THE HFSS ADVERTISING BAN: WHY CHALLENGER BRANDS SHOULD BE CELEBRATING

In May 2025, the UK Government made the decision to ban less healthy food advertising, specifically prohibiting paid advertising featuring foods that are high in fat, salt or sugar (commonly referred to as HFSS) in a bid to tackle childhood obesity.  

 

These restrictions, imposed from January 5 this year, apply to boosted posts, paid influencer partnerships and banner ads.  

 

Brands that rely on paid advertising to stay relevant may be panicking in the wake of these restrictions. But regulation shouldn’t kill creativity - if anything, it should be what inspires and drives it forward.  

 

For brands that thrive on authenticity, a PR-led approach and culture-first, relatable thinking, the playing field has been well and truly levelled.

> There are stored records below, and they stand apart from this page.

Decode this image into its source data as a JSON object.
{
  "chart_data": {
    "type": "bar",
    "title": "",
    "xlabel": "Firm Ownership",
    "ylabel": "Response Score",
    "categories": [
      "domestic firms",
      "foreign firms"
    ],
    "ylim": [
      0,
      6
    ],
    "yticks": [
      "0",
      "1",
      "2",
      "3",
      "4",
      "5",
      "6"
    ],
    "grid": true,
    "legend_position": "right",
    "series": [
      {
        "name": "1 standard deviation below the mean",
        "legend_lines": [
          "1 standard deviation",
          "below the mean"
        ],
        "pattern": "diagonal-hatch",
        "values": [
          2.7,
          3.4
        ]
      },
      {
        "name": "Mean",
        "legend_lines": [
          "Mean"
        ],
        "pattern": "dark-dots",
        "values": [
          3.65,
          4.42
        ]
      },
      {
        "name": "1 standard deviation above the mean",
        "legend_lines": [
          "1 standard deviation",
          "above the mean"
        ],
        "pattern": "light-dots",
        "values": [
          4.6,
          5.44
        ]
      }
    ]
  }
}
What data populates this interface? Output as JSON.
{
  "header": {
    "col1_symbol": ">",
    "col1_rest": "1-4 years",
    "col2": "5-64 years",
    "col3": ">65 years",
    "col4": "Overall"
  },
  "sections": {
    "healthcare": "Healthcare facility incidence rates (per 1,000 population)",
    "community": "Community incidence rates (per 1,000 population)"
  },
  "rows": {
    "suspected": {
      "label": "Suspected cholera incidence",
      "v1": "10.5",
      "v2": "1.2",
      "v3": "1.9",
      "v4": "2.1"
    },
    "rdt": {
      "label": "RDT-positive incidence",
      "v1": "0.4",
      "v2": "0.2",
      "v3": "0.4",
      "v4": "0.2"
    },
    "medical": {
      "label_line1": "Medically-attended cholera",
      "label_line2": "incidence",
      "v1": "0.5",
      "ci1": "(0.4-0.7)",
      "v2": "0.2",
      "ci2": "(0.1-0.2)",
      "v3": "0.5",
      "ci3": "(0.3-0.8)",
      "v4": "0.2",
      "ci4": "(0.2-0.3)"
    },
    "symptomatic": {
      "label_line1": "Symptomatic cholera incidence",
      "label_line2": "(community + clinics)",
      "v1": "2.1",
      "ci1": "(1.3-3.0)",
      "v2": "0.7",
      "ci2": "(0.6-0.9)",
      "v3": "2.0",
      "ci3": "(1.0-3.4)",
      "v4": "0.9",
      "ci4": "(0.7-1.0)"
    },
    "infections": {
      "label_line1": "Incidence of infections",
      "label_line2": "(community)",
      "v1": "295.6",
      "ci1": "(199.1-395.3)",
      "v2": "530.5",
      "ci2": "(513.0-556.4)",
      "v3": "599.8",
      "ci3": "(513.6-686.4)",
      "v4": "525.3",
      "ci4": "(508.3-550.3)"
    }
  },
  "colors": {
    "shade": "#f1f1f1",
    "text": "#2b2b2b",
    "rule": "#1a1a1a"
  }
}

This is exciting news for challenger brands, signalling an opportunity to get ahead.  

 

Red tape vs authentic, relatable creativity  

 

Here at Democracy, supercharging challenger brands is what we do.  

 

Whilst big brands may be worrying about how they can navigate these new restrictions, no doubt following the advice of risk-averse, conservative legal teams while facing reams of red tape, it’s a time for challenger brands to celebrate.  

 

It’s the perfect time for brands and businesses to embrace the creativity we thrive on and embrace our outside-of-the-box thinking.  

 

When it comes to the magic we can create by thinking differently for - and in collaboration with - challenger brands, the sky truly is the limit. 

 

Challengers win through personality, not spend  

 

The HFSS restrictions mean that brands can no longer rely on paid amplification or transactional, surface-level partnerships to drive attention and stay superficially relevant.  

 

Instead, true, measurable success will hinge on something we’ve always championed at Democracy: earned relevance, cultural credibility and authentic, meaningful brand storytelling people actually care about.  

 

Big brands often rely on overt product placement, or the inclusion of recognisable logos to drive attention and sales. Whether it’s a billboard loudly showcasing the latest burger to land on a fast food outlet’s menu (that’s it, that’s the ad), a car in all its sparkling showroom glory (logo front-and-centre) or a model posing for a label-heavy clothing brand, this type of advertising can often feel boring and uninspiring, simply because it’s painfully obvious.  

 

For challenger brands that can’t rely on mass recognition of a physical product or logo, creativity underpins success at every level.  

 

Regulations: the death of creativity or an opportunity to drive change?  

 

While paid ads are prohibited under the new HFSS regulations, organic, unpaid posts by brands and influencers are still permitted. 

 

We’ve demonstrated how these opportunities can be leveraged brilliantly at Democracy, through our Sleigh Bentos Christmas campaign for heritage pie-in-a-tin brand, Fray Bentos. 

 

We kicked off our campaign with a curation of the year’s ‘must-have’ Christmas jumper, which was sold exclusively via the Baxter's website (and sold out within two weeks once our campaign was activated).  

 

We shortlisted key media and influencer targets to receive a complimentary Festive-emergency gift box, featuring an exclusive jumper, Festive Turkey Pie and branded tin opener.  

 

There was no demand for coverage, and no obligation for those in receipt of a box to actually do anything with it - meaning those who chose to talk about the campaign did so because it resonated with them on a personal level.  

 

Over three months, positive brand sentiment rose by 12% and total brand mentions, all organic, grew by 50%. The campaign achieved a total reach of 155 million across consumer and trade media. Through influencer and media gifting, 111 pieces of user-generated content were secured, generating an OTS of 24 million and 33.5k engagements across multiple social platforms.  

 

This creative, multi-platform approach maximised visibility, drove engagement and strengthened the Fray Bentos brand online. It also proved that long-term love and admiration for a brand that connects with its audience, and carefully chosen partnerships with likeminded creators will always outweigh superficial, overtly commercialised posts and transactional, surface-level relationships with influencers.  

 

A time for celebration for challengers  

 

For big brands, success is often built around scale, overt advertising and paid media coverage. Remove these paid advertising opportunities, and many brands will lose their main advantage.  

 

Challenger brands are accustomed to doing more with less, already leveraging authenticity, earned attention and smart storytelling in order to succeed.  

 

HFSS restrictions signal a drive towards brand-building and cultural relevance, an area already dominated by challengers whose entire brand is built on tone, voice, narrative and attitude.  

 

Challengers already think big, packaging their brilliant ideas into media-ready bundles. Partnerships are built meaningfully and develop organically, over time. Stunts are strategically planned and often unforgettable, and close-knit communities built on trust, authenticity and people-first ideas are born of brands who work hard for their reputation - they don’t simply buy it.  

 

Whilst big brands battle through restrictions and red tape, challengers are already paving the way - and we’re proudly championing them every step.